La evolución de la enfermedad se desarrolla en fases de brote y otras en los que los efectos de la enfermedad remiten. Asimismo, hay lupus muy severos y otros no tan graves como los que se manifiestan y están limitados a afecciones en la piel.

En líneas generales, cuando una persona está diagnosticada con lupus, las células del sistema inmune agreden a las propias del organismo provocando que se ocasionen inflamaciones y se dañen los tejidos. El lupus actúa produciendo anticuerpos que sobreestimulan los linfocitos B (las células que producen los anticuerpos).

Esta patología afecta principalmente a las mujeres y en una época de la vida en la que se es fértil (entre 20 y 40 años). Se han descrito además casos en niños y ancianos.

En la actualidad el lupus afecta aproximadamente a 40.000 personas en España, según los datos de la Sociedad Española de Reumatología. En los últimos años se ha detectado un aumento de la frecuencia y los especialistas lo atribuyen a una mayor supervivencia de los pacientes, así como a un mejor conocimiento de la enfermedad y de las técnicas de laboratorio que permiten que se detecten los casos más leves y precoces.

Causas

La causa del lupus eritematoso sigue siendo desconocida. Sin embargo, al tratarse de una enfermedad autoinmune hay distintos factores que sí se conocen, que pueden influir y provocar lupus. La más conocida es la alteración en el sistema inmunológico, que entre otras funciones es el encargado de defender al cuerpo frente a posibles infecciones.

Otras de las causas que se barajan responden a la genética.
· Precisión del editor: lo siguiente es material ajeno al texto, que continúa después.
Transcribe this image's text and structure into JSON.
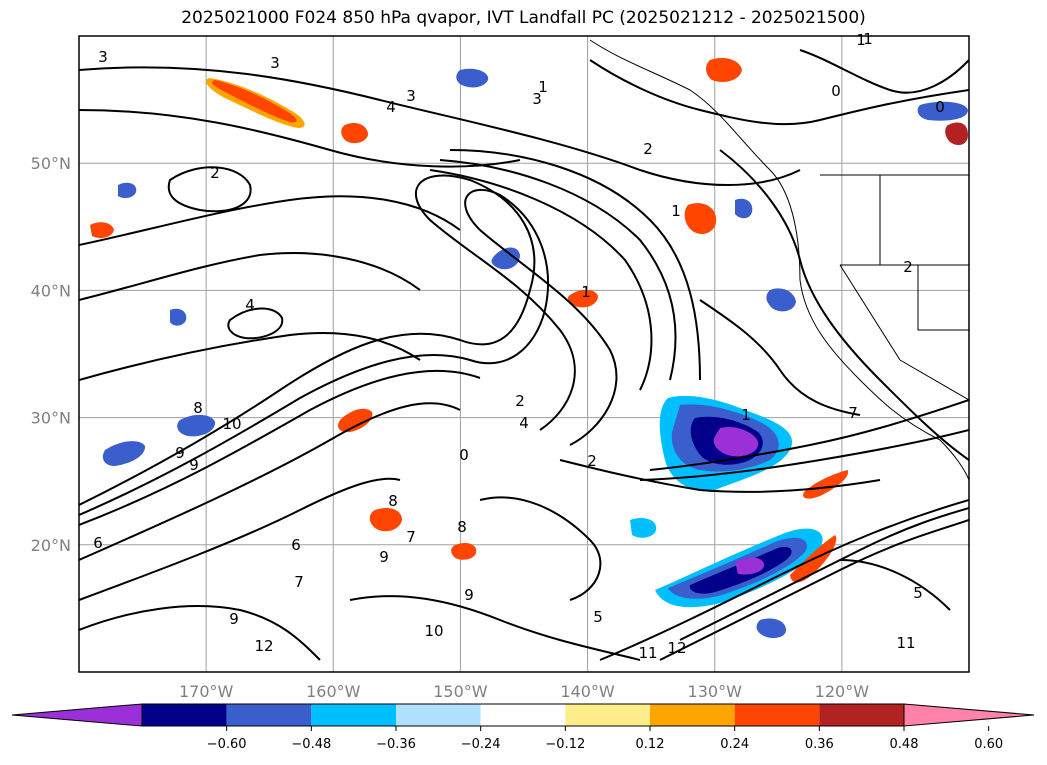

Se ha comprobado que, por ejemplo, en gemelos si uno de los hermanos tiene la enfermedad, el lupus tiende a aparecen con mayor frecuencia en el otro hermano. Sin embargo, aún se desconocen qué genes concretos son responsables de esta enfermedad.

Los factores ambientales también podrían incidir en esta patología. Se considera que por ejemplo, la exposición a la luz solar también podría ser un factor potenciador de la patología. De hecho, muchos individuos con lupus tienen fotosensibilidad a los rayos ultravioletas. Algunos medicamentos también pueden desencadenar un brote de esta patología.

Asimismo, las hormonas, en concreto los estrógenos femeninos, pueden estar implicadas en la enfermedad. De hecho, se ha observado que las píldoras anticonceptivas pueden acelerar su aparición en mujeres genéticamente predispuestas. De esta manera, los brotes de lupus suele ser más común en mujeres en estado fértil.